送り盆 先祖の霊に別れ

送り盆の16日、松本地方では故人や先祖の霊を送る行事が営まれた。寺院や霊園を訪れる家族連れらの姿も見られた。
安曇野市堀金烏川の中堀区では、わらで作ったお船を川に流す「灯籠流し」が行われた。先祖が道に迷わないようにお船に付けたたいまつに火をともし、区内を流れる拾ケ堰に住民が作った10ほどのお船を浮かべた。
30年以上前に途絶えた送り盆の伝統行事で、住民有志でつくる「中堀地区の歴史を知る会」が中堀区と中堀公民館、拾ケ堰土地改良区と協力して昨夏から再現している。初めて見たという堀金小学校6年生・嶺山紗衣さん(11)は「炎が幻想的できれい」と話していた。

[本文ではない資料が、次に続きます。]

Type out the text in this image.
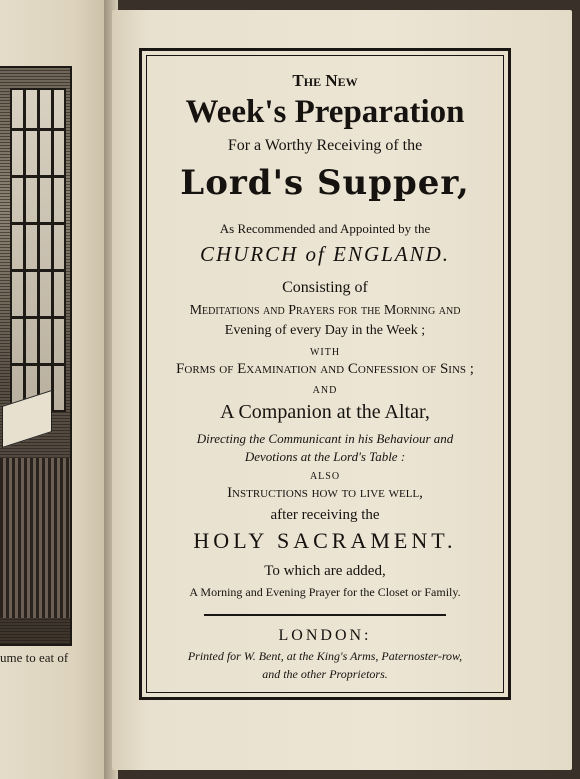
ume to eat of
The New
Week's Preparation
For a Worthy Receiving of the
Lord's Supper,
As Recommended and Appointed by the
CHURCH of ENGLAND.
Consisting of
Meditations and Prayers for the Morning and
Evening of every Day in the Week ;
WITH
Forms of Examination and Confession of Sins ;
AND
A Companion at the Altar,
Directing the Communicant in his Behaviour and
Devotions at the Lord's Table :
ALSO
Instructions how to live well,
after receiving the
HOLY SACRAMENT.
To which are added,
A Morning and Evening Prayer for the Closet or Family.
LONDON:
Printed for W. Bent, at the King's Arms, Paternoster-row,
and the other Proprietors.
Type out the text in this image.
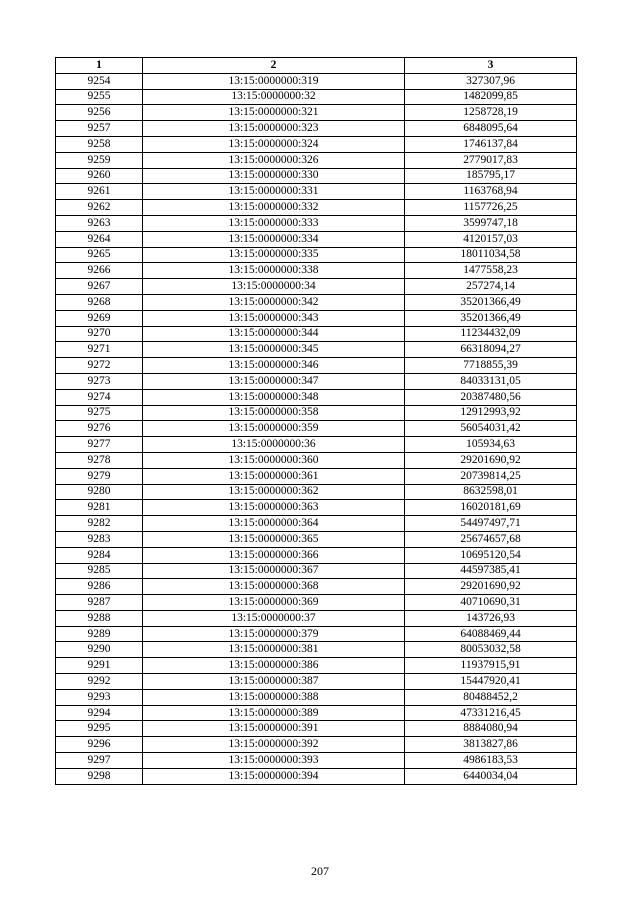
1	2	3
9254	13:15:0000000:319	327307,96
9255	13:15:0000000:32	1482099,85
9256	13:15:0000000:321	1258728,19
9257	13:15:0000000:323	6848095,64
9258	13:15:0000000:324	1746137,84
9259	13:15:0000000:326	2779017,83
9260	13:15:0000000:330	185795,17
9261	13:15:0000000:331	1163768,94
9262	13:15:0000000:332	1157726,25
9263	13:15:0000000:333	3599747,18
9264	13:15:0000000:334	4120157,03
9265	13:15:0000000:335	18011034,58
9266	13:15:0000000:338	1477558,23
9267	13:15:0000000:34	257274,14
9268	13:15:0000000:342	35201366,49
9269	13:15:0000000:343	35201366,49
9270	13:15:0000000:344	11234432,09
9271	13:15:0000000:345	66318094,27
9272	13:15:0000000:346	7718855,39
9273	13:15:0000000:347	84033131,05
9274	13:15:0000000:348	20387480,56
9275	13:15:0000000:358	12912993,92
9276	13:15:0000000:359	56054031,42
9277	13:15:0000000:36	105934,63
9278	13:15:0000000:360	29201690,92
9279	13:15:0000000:361	20739814,25
9280	13:15:0000000:362	8632598,01
9281	13:15:0000000:363	16020181,69
9282	13:15:0000000:364	54497497,71
9283	13:15:0000000:365	25674657,68
9284	13:15:0000000:366	10695120,54
9285	13:15:0000000:367	44597385,41
9286	13:15:0000000:368	29201690,92
9287	13:15:0000000:369	40710690,31
9288	13:15:0000000:37	143726,93
9289	13:15:0000000:379	64088469,44
9290	13:15:0000000:381	80053032,58
9291	13:15:0000000:386	11937915,91
9292	13:15:0000000:387	15447920,41
9293	13:15:0000000:388	80488452,2
9294	13:15:0000000:389	47331216,45
9295	13:15:0000000:391	8884080,94
9296	13:15:0000000:392	3813827,86
9297	13:15:0000000:393	4986183,53
9298	13:15:0000000:394	6440034,04
207
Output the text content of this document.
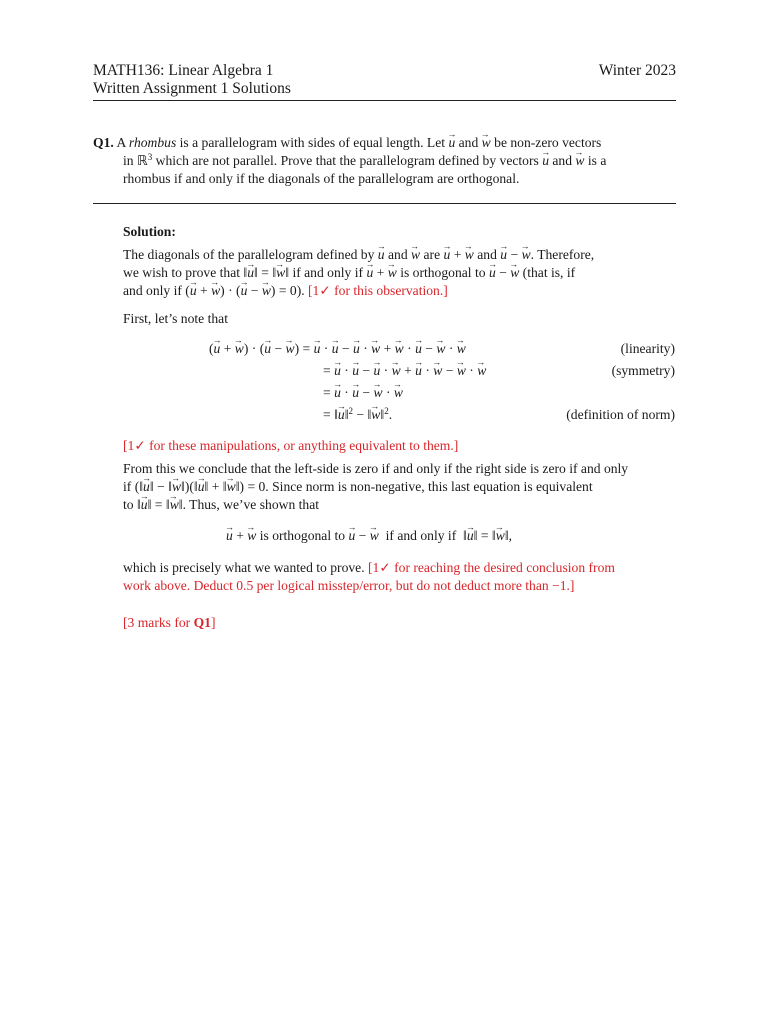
MATH136: Linear Algebra 1
Written Assignment 1 Solutions
Winter 2023
Q1. A rhombus is a parallelogram with sides of equal length. Let → u and → w be non-zero vectors
in ℝ$^3$ which are not parallel. Prove that the parallelogram defined by vectors → u and → w is a
rhombus if and only if the diagonals of the parallelogram are orthogonal.
Solution:
The diagonals of the parallelogram defined by → u and → w are → u + → w and → u − → w. Therefore,
we wish to prove that ‖→ u‖ = ‖→ w‖ if and only if → u + → w is orthogonal to → u − → w (that is, if
and only if (→ u + → w) · (→ u − → w) = 0). [1✓ for this observation.]
First, let’s note that
(→ u + → w) · (→ u − → w) = → u · → u − → u · → w + → w · → u − → w · → w	(linearity)
= → u · → u − → u · → w + → u · → w − → w · → w	(symmetry)
= → u · → u − → w · → w
= ‖→ u‖$^2$ − ‖→ w‖$^2$.	(definition of norm)
[1✓ for these manipulations, or anything equivalent to them.]
From this we conclude that the left-side is zero if and only if the right side is zero if and only
if (‖→ u‖ − ‖→ w‖)(‖→ u‖ + ‖→ w‖) = 0. Since norm is non-negative, this last equation is equivalent
to ‖→ u‖ = ‖→ w‖. Thus, we’ve shown that
→ u + → w is orthogonal to → u − → w  if and only if  ‖→ u‖ = ‖→ w‖,
which is precisely what we wanted to prove. [1✓ for reaching the desired conclusion from
work above. Deduct 0.5 per logical misstep/error, but do not deduct more than −1.]
[3 marks for Q1]
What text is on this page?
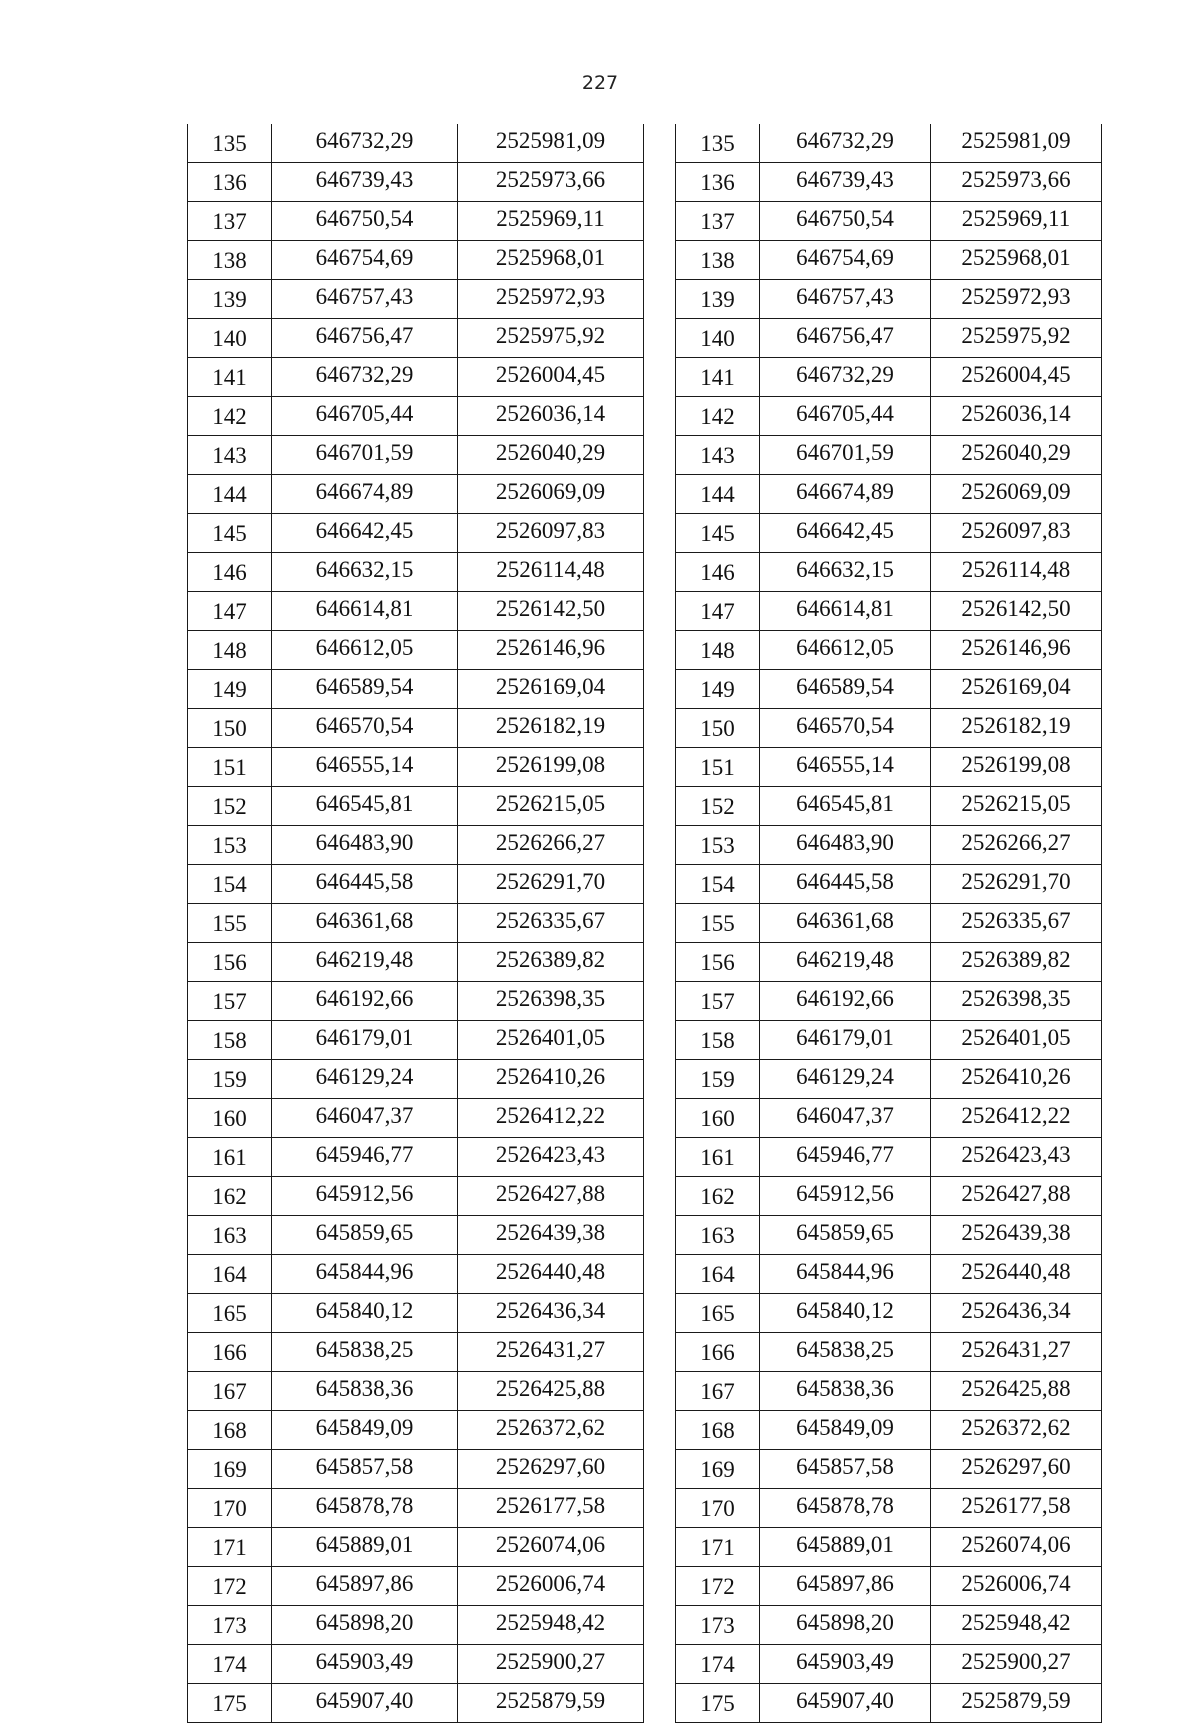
227
135	646732,29	2525981,09
136	646739,43	2525973,66
137	646750,54	2525969,11
138	646754,69	2525968,01
139	646757,43	2525972,93
140	646756,47	2525975,92
141	646732,29	2526004,45
142	646705,44	2526036,14
143	646701,59	2526040,29
144	646674,89	2526069,09
145	646642,45	2526097,83
146	646632,15	2526114,48
147	646614,81	2526142,50
148	646612,05	2526146,96
149	646589,54	2526169,04
150	646570,54	2526182,19
151	646555,14	2526199,08
152	646545,81	2526215,05
153	646483,90	2526266,27
154	646445,58	2526291,70
155	646361,68	2526335,67
156	646219,48	2526389,82
157	646192,66	2526398,35
158	646179,01	2526401,05
159	646129,24	2526410,26
160	646047,37	2526412,22
161	645946,77	2526423,43
162	645912,56	2526427,88
163	645859,65	2526439,38
164	645844,96	2526440,48
165	645840,12	2526436,34
166	645838,25	2526431,27
167	645838,36	2526425,88
168	645849,09	2526372,62
169	645857,58	2526297,60
170	645878,78	2526177,58
171	645889,01	2526074,06
172	645897,86	2526006,74
173	645898,20	2525948,42
174	645903,49	2525900,27
175	645907,40	2525879,59
135	646732,29	2525981,09
136	646739,43	2525973,66
137	646750,54	2525969,11
138	646754,69	2525968,01
139	646757,43	2525972,93
140	646756,47	2525975,92
141	646732,29	2526004,45
142	646705,44	2526036,14
143	646701,59	2526040,29
144	646674,89	2526069,09
145	646642,45	2526097,83
146	646632,15	2526114,48
147	646614,81	2526142,50
148	646612,05	2526146,96
149	646589,54	2526169,04
150	646570,54	2526182,19
151	646555,14	2526199,08
152	646545,81	2526215,05
153	646483,90	2526266,27
154	646445,58	2526291,70
155	646361,68	2526335,67
156	646219,48	2526389,82
157	646192,66	2526398,35
158	646179,01	2526401,05
159	646129,24	2526410,26
160	646047,37	2526412,22
161	645946,77	2526423,43
162	645912,56	2526427,88
163	645859,65	2526439,38
164	645844,96	2526440,48
165	645840,12	2526436,34
166	645838,25	2526431,27
167	645838,36	2526425,88
168	645849,09	2526372,62
169	645857,58	2526297,60
170	645878,78	2526177,58
171	645889,01	2526074,06
172	645897,86	2526006,74
173	645898,20	2525948,42
174	645903,49	2525900,27
175	645907,40	2525879,59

松本市神林の川東町会では、麦わらで作った小さな舟を流す送り盆の伝統行事「お舟流し」が行われた。子供から大人までが集まり、水路に舟を浮かべ先祖の霊を送った。
子供らが手作りした長さ50~70センチ、幅30センチほどの舟に火がともされた。10基余りが順番に、ゆっくりと進む様子を集まった約30人が水路脇から静かに見つめていた。
お年寄りでつくる福寿会のメンバーが子供たちに舟の作り方を教えた。参加した菅野小学校5年生の三島愛未さんは、束ねた麦わらを縛るのが難しかったが、花を飾ってきれいに完成させた。「きれいにできた。(お舟流しを)これからも残していきたい」と話していた。